Il évoque la crise, l’armée et l’Etat : Hamrouche sort de son silence

Il évoque la crise, l’armée et l’Etat : Hamrouche sort de son silence

par Moncef Wafi, Le Quotidien d’Oran, 18 février 2014

Mouloud Hamrouche, celui qu’on n’attendait plus, est, enfin, sorti de son silence qui a presque l’âge de la mandature présidentielle de Bouteflika, depuis qu’il s’est retiré de la course à El Mouradia, en 1999. L’ancien chef de gouvernement sous Chadli s’est fendu, hier, d’un communiqué didactique qu’il est difficile d’interpréter, tant la situation politique actuelle reste frappée du sceau de l’incertitude.
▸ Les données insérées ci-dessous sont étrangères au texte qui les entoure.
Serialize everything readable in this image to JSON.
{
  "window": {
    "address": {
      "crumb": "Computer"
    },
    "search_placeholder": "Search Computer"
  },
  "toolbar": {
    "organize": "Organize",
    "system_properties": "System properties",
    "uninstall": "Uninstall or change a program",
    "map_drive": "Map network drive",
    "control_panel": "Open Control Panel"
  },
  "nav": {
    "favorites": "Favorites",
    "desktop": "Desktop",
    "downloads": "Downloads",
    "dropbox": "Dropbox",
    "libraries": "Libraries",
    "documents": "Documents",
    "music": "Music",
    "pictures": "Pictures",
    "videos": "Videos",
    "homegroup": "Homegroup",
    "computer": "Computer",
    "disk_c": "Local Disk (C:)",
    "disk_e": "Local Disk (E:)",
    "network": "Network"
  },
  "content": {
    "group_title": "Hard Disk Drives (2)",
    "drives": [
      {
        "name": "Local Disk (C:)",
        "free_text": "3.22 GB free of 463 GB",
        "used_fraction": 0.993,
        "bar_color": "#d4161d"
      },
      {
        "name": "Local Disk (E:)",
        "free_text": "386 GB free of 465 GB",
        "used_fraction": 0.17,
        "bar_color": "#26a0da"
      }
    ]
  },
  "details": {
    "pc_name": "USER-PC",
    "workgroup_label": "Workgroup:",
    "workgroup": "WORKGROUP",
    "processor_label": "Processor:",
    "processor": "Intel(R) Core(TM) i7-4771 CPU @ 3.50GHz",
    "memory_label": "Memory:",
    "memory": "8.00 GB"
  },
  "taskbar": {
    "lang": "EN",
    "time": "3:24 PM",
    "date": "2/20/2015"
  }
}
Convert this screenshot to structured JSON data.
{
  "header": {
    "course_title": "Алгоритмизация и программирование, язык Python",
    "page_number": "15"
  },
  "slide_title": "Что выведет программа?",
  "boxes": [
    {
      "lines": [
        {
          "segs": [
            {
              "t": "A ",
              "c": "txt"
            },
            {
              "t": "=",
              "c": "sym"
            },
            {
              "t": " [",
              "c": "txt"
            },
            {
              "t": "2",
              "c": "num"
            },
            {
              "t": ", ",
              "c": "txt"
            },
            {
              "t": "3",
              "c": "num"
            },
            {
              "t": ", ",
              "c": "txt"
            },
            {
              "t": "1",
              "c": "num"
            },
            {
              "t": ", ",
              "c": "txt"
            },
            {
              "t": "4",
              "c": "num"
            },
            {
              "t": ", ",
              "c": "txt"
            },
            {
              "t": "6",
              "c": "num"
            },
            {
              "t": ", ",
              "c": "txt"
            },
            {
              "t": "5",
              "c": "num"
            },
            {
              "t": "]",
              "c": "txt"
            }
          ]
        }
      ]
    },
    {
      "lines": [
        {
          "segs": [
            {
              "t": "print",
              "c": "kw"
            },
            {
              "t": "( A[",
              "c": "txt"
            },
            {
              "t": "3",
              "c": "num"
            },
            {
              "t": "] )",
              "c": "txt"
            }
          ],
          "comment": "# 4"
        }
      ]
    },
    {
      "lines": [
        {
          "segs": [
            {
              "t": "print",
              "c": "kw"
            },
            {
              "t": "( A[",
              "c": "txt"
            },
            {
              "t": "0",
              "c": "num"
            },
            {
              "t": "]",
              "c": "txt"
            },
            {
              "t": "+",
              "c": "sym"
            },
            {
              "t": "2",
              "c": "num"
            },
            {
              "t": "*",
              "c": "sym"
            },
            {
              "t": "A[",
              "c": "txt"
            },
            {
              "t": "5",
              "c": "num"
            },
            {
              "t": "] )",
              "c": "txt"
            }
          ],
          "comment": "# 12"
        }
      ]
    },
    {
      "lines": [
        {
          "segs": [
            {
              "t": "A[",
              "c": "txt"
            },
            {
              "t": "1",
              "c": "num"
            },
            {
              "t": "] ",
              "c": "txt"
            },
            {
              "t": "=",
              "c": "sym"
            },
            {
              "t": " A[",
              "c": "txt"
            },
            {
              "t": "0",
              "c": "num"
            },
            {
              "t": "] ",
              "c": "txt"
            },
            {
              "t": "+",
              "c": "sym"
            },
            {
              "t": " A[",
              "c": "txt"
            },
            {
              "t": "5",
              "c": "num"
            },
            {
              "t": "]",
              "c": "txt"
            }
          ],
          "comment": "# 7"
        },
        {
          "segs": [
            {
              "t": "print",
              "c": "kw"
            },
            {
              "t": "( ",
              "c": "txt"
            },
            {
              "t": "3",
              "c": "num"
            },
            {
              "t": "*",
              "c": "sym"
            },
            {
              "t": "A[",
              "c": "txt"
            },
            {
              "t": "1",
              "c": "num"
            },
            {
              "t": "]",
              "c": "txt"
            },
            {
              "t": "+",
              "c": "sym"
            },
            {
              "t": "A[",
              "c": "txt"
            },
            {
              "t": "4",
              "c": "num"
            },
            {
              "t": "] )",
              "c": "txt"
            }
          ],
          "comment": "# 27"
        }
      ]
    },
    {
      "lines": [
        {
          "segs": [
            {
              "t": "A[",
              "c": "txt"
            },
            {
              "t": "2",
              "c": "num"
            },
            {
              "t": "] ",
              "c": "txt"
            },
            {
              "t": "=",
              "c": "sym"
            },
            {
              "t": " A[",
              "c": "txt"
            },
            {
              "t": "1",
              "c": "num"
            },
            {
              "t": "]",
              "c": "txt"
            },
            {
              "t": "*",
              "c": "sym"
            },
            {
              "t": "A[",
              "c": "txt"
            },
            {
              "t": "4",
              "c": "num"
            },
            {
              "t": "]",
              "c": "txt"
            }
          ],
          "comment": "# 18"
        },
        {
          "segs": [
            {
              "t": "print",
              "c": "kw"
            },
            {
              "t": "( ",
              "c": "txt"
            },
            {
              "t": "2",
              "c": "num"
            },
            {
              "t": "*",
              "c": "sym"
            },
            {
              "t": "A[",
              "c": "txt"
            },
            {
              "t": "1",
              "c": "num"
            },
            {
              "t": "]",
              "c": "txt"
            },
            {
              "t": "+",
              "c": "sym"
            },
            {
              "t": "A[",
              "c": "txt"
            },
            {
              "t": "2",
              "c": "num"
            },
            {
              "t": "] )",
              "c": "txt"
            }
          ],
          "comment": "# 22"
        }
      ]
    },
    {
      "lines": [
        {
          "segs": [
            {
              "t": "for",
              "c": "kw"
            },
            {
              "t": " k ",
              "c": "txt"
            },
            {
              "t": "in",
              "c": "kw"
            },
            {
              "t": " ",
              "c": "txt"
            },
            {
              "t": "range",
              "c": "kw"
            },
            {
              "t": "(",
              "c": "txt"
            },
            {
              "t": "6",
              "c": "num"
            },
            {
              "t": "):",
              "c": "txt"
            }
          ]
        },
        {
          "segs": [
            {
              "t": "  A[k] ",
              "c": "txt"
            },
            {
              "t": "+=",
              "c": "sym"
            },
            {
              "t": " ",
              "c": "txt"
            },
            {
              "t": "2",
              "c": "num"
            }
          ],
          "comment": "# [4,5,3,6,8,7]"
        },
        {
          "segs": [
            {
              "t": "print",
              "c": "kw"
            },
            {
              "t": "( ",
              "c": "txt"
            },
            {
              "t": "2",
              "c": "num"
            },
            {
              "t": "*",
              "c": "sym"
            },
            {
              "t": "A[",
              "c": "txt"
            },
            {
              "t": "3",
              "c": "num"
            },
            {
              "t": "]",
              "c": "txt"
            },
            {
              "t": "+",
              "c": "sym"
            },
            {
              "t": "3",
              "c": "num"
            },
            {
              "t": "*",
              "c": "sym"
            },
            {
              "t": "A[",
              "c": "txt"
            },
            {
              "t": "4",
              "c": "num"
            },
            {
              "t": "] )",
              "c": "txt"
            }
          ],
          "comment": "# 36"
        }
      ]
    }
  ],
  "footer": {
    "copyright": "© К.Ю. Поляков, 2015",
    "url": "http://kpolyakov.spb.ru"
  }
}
Restent les mots forts, les phrases à souligner et surtout les lectures à faire de cette sortie publique qui, a priori, n’engagent pas l’homme des réformes, mais le placent dans le rôle de l’observateur averti qui englobe du verbe et de son expérience, les derniers événements qui ont ébranlé et secouent, encore, le pays. Sans s’impliquer ou donner des précisions sur le contenu de son texte et de ses intentions futures, Mouloud Hamrouche place l’Armée dans le cœur de son message politique, lui consacrant plusieurs passages. Actualité oblige, il évoque l’institution militaire en termes élogieux rappelant que c’est grâce à l’ALN puis l’ANP que le projet national a pu voir le jour et être conforté et défendu par la suite. «Cela n’a été possible que grâce aux hommes qui ont su trouver des compromis et élaborer des consensus. A chaque étape et à chaque crise, ces hommes ont su préserver l’unité des rangs, la discipline et transcender, tout clivage culturel, tribal, régional, en préservant l’identité et le projet national», peut-on lire dans le même communiqué.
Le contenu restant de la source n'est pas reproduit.